(director/writer: Mitchell Leisen; screenwriter: Francis Martin/Walter DeLeon/story by Erwin Gelsey, Barry Trivers, & Arthur Kober; cinematographer: Theodor Sparkuhl; editor: Stuart Heisler; music: Victor Young/Marlin Skiles; cast: Jack Benny(Jack Carson), George Burns (Mr. Platt), Gracie Allen (Mrs. Platt), Bob Burns (Bob Black), Martha Raye (Patsy), Shirley Ross (Gwen Holmes), Ray Milland (Bob Miller), Frank Forest (Frank Rossman), Sam Hearn (Schlepperman), Benny Fields, Larry Adler, Leopold Stokowski, Benny Goodman; Runtime: 100; MPAA Rating: NR; producer: Lewis E. Gensler; Paramount Pictures; 1936)

It’s as outdated as its lame vaudeville acts.

Reviewed by Dennis Schwartz

The third of the four Paramount films they released of their popular Big Broadcast series. The always reliable Mitchell Leisen(“Tonight We Sing”/”Dream Girl”/”To Each His Own”) directs. It’s based on the story by Erwin Gelsey, Barry Trivers, & Arthur Kober. The writers are Francis Martin and Walter DeLeon. It plays as a tribute to radio and its stars, with a slight plot and a variety of big-name radio acts. Its highlight is the symphonic Leopold Stokowski orchestra and the jazz Benny Goodman orchestra playing.

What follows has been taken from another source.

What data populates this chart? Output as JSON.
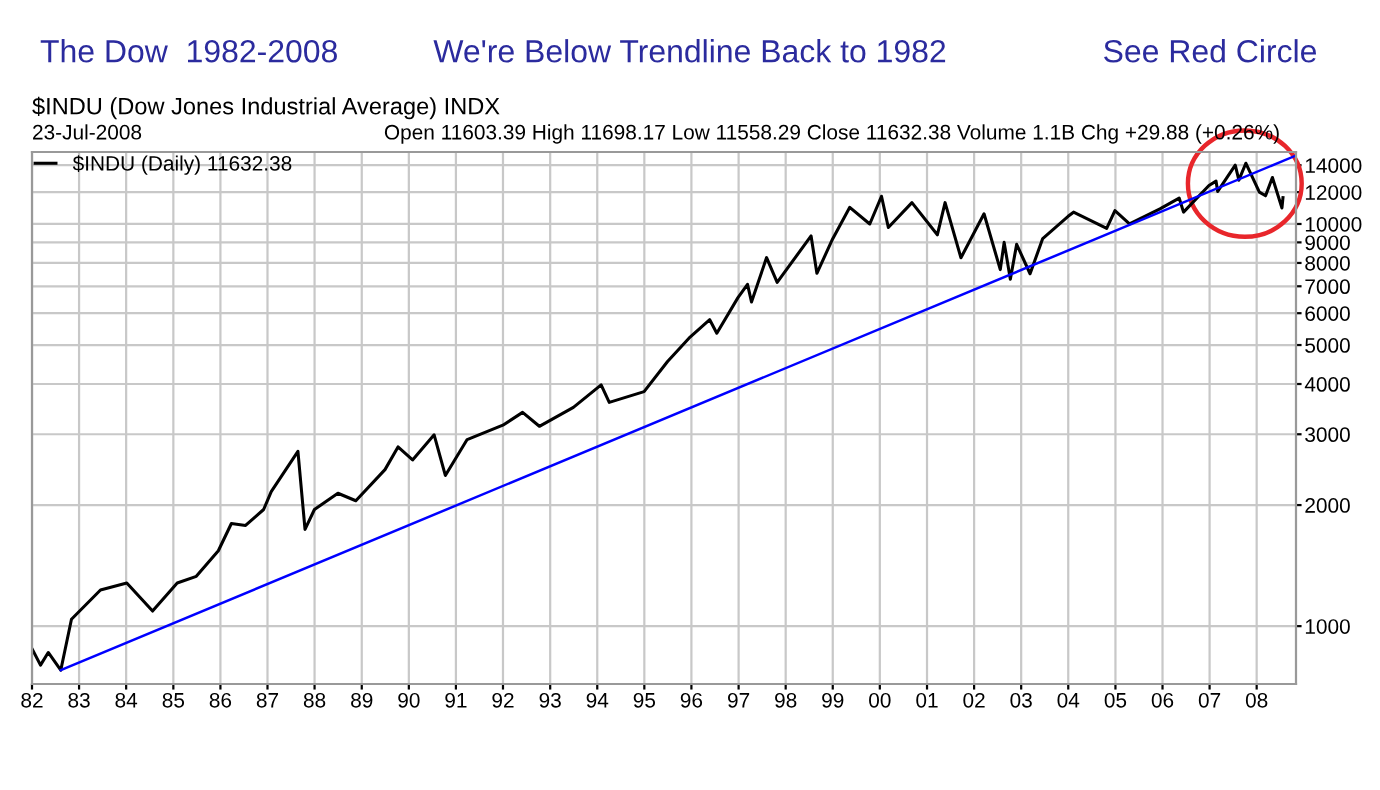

Jack Benny is the radio manager of a big-time NYC station, who has to deal with his zany wealthy golf ball sponsor Mr. and Mrs. Platt (George Burns and Gracie Allen). The Platts sign the egotistical Frank Forest to be the tenor singing star of their new variety show. Ray Milland plays Frank’s slippery agent, who discovers a DJ from the sticks, Shirley Ross, can sing, and brings her to the radio station. But Forest is jealous and threatens to quit if Ross sings on the radio. When the Platts hear Ross sing they put her on the show. Martha Raye plays Benny’s comical secretary, an aspiring singer waiting for her big break. Bob Burns is a hillbilly bazooka player from Arkansas, who bursts into the on the air radio programs while trying to get a tryout with Stokowski’s orchestra.

It’s as outdated as its lame vaudeville acts. I found not only Martha Raye unbearable, but the Burns and Allen act even more unbearable.